Big Solar Storm, Little GPS Effect

Solar flare viewed January 23, 2012. NASA Solar Dynamics Observatory image.

Although it was billed as the strongest for the past eight years and coincided nicely with the American Meteorological Society (AMS) annual meeting in New Oreans, this week’s solar storm apparently had a limited effect on GPS receivers and users.

Although it was billed as the strongest for the past eight years and coincided nicely with the American Meteorological Society (AMS) annual meeting in New Oreans, this week’s solar storm apparently had a limited effect on GPS receivers and users.

A large solar flare began at about 10:38 p.m. January 22, according to the space weather Laboratory at NASA’s Goddard Space Flight Center in Greenbelt, Maryland. Less than two days later, the resulting coronal mass ejection (CME) collided with Earth’s magnetic field, producing a variety of ionospheric effects.

NOAA’s Space Weather Prediction Center rated the solar radiation storm as the largest since October 2003, categorizing it as a "strong" — or S3 (with S5 being the highest) — storm.

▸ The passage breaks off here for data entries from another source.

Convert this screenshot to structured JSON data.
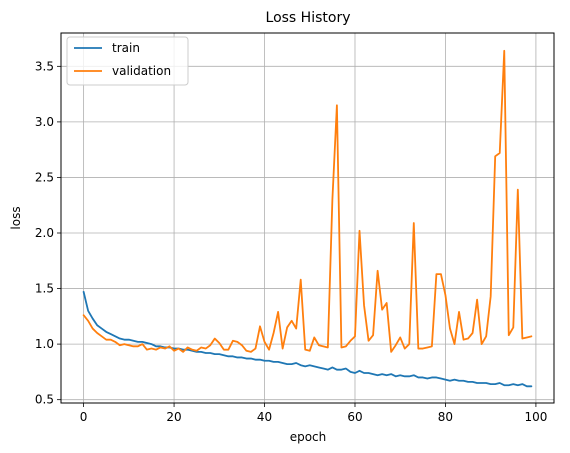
{
  "chart_data": {
    "type": "line",
    "title": "Loss History",
    "xlabel": "epoch",
    "ylabel": "loss",
    "xlim": [
      -5,
      104
    ],
    "ylim": [
      0.47,
      3.8
    ],
    "xticks": [
      0,
      20,
      40,
      60,
      80,
      100
    ],
    "yticks": [
      0.5,
      1.0,
      1.5,
      2.0,
      2.5,
      3.0,
      3.5
    ],
    "xtick_labels": [
      "0",
      "20",
      "40",
      "60",
      "80",
      "100"
    ],
    "ytick_labels": [
      "0.5",
      "1.0",
      "1.5",
      "2.0",
      "2.5",
      "3.0",
      "3.5"
    ],
    "grid": true,
    "legend_position": "top-left",
    "series": [
      {
        "name": "train",
        "color": "#1f77b4",
        "x": [
          0,
          1,
          2,
          3,
          4,
          5,
          6,
          7,
          8,
          9,
          10,
          11,
          12,
          13,
          14,
          15,
          16,
          17,
          18,
          19,
          20,
          21,
          22,
          23,
          24,
          25,
          26,
          27,
          28,
          29,
          30,
          31,
          32,
          33,
          34,
          35,
          36,
          37,
          38,
          39,
          40,
          41,
          42,
          43,
          44,
          45,
          46,
          47,
          48,
          49,
          50,
          51,
          52,
          53,
          54,
          55,
          56,
          57,
          58,
          59,
          60,
          61,
          62,
          63,
          64,
          65,
          66,
          67,
          68,
          69,
          70,
          71,
          72,
          73,
          74,
          75,
          76,
          77,
          78,
          79,
          80,
          81,
          82,
          83,
          84,
          85,
          86,
          87,
          88,
          89,
          90,
          91,
          92,
          93,
          94,
          95,
          96,
          97,
          98,
          99
        ],
        "values": [
          1.47,
          1.3,
          1.23,
          1.17,
          1.14,
          1.11,
          1.09,
          1.07,
          1.05,
          1.04,
          1.04,
          1.03,
          1.02,
          1.02,
          1.01,
          1.0,
          0.98,
          0.98,
          0.97,
          0.97,
          0.96,
          0.96,
          0.95,
          0.95,
          0.94,
          0.93,
          0.93,
          0.92,
          0.92,
          0.91,
          0.91,
          0.9,
          0.89,
          0.89,
          0.88,
          0.88,
          0.87,
          0.87,
          0.86,
          0.86,
          0.85,
          0.85,
          0.84,
          0.84,
          0.83,
          0.82,
          0.82,
          0.83,
          0.81,
          0.8,
          0.81,
          0.8,
          0.79,
          0.78,
          0.77,
          0.79,
          0.77,
          0.77,
          0.78,
          0.75,
          0.74,
          0.76,
          0.74,
          0.74,
          0.73,
          0.72,
          0.73,
          0.72,
          0.73,
          0.71,
          0.72,
          0.71,
          0.71,
          0.72,
          0.7,
          0.7,
          0.69,
          0.7,
          0.7,
          0.69,
          0.68,
          0.67,
          0.68,
          0.67,
          0.67,
          0.66,
          0.66,
          0.65,
          0.65,
          0.65,
          0.64,
          0.64,
          0.65,
          0.63,
          0.63,
          0.64,
          0.63,
          0.64,
          0.62,
          0.62
        ]
      },
      {
        "name": "validation",
        "color": "#ff7f0e",
        "x": [
          0,
          1,
          2,
          3,
          4,
          5,
          6,
          7,
          8,
          9,
          10,
          11,
          12,
          13,
          14,
          15,
          16,
          17,
          18,
          19,
          20,
          21,
          22,
          23,
          24,
          25,
          26,
          27,
          28,
          29,
          30,
          31,
          32,
          33,
          34,
          35,
          36,
          37,
          38,
          39,
          40,
          41,
          42,
          43,
          44,
          45,
          46,
          47,
          48,
          49,
          50,
          51,
          52,
          53,
          54,
          55,
          56,
          57,
          58,
          59,
          60,
          61,
          62,
          63,
          64,
          65,
          66,
          67,
          68,
          69,
          70,
          71,
          72,
          73,
          74,
          75,
          76,
          77,
          78,
          79,
          80,
          81,
          82,
          83,
          84,
          85,
          86,
          87,
          88,
          89,
          90,
          91,
          92,
          93,
          94,
          95,
          96,
          97,
          98,
          99
        ],
        "values": [
          1.26,
          1.21,
          1.14,
          1.1,
          1.07,
          1.04,
          1.04,
          1.02,
          0.99,
          1.0,
          0.99,
          0.98,
          0.98,
          1.0,
          0.95,
          0.96,
          0.95,
          0.97,
          0.96,
          0.98,
          0.94,
          0.96,
          0.93,
          0.97,
          0.95,
          0.94,
          0.97,
          0.96,
          0.99,
          1.05,
          1.01,
          0.95,
          0.95,
          1.03,
          1.02,
          0.99,
          0.94,
          0.93,
          0.96,
          1.16,
          1.02,
          0.95,
          1.1,
          1.29,
          0.96,
          1.15,
          1.21,
          1.14,
          1.58,
          0.95,
          0.94,
          1.06,
          0.99,
          0.98,
          0.97,
          2.3,
          3.15,
          0.97,
          0.98,
          1.03,
          1.07,
          2.02,
          1.35,
          1.03,
          1.08,
          1.66,
          1.31,
          1.37,
          0.93,
          0.99,
          1.06,
          0.96,
          1.0,
          2.09,
          0.96,
          0.96,
          0.97,
          0.98,
          1.63,
          1.63,
          1.44,
          1.14,
          1.0,
          1.29,
          1.04,
          1.05,
          1.1,
          1.4,
          1.0,
          1.07,
          1.43,
          2.69,
          2.72,
          3.64,
          1.08,
          1.15,
          2.39,
          1.05,
          1.06,
          1.07
        ]
      }
    ]
  }
}
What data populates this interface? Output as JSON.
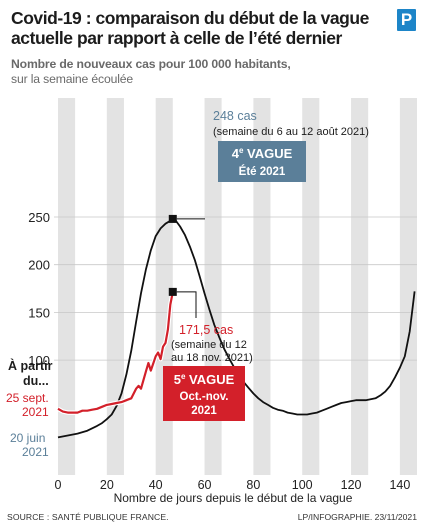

In anticipation of the storm’s arrival, the National Oceanic and Atmospheric Administration (NOAA) issued a warning to the aviation community. As a precaution, several airlines including Delta, Air Canada, and Qantas rerouted a handful of flights that crossed polar regions, where solar storm effects can be most pronounced and affect HF communications and GPS signals used for navigation.

However, because the CME struck the Earth’s atmosphere at an angle, rather than head on, the effects were weaker than they could have been and caused little noticeable effect on GPS satellites or receivers.

The storm did, however, produce impressive display of “Northern Lights” — aurora borealis —  and presages increasing activity expected from the sun as it approaches the solar maximum in the current sunspot cycle.

Three space weather phenomena account for most GNSS errors: total electron content (TEC)–induced delays, scintillation, and solar bursts. As GPS signals propagate through the ionosphere, their speed and direction change in proportion to the varying electron density or TEC along the line of sight between the receiver and the satellite. This affects the GPS range observable, adding a delay to the code measurements and an advance to the phase measurements.

Scintillation, a distortion of radio waves’ phase and amplitude, creates rapid variations in signal power, reducing the received power and phase coherence of the GNSS signals, which can cause a loss of lock on the signal. Solar radio bursts begin with a solar flare that injects high-energy electrons into the solar upper atmosphere, producing RF noise that can degrade GNSS signals.

A recent AMS report highlighted the vulnerability of GPS-dependent critical infrastructures to disruptions caused by solar flares and other space weather events and offered recommendations for making GPS service more robust.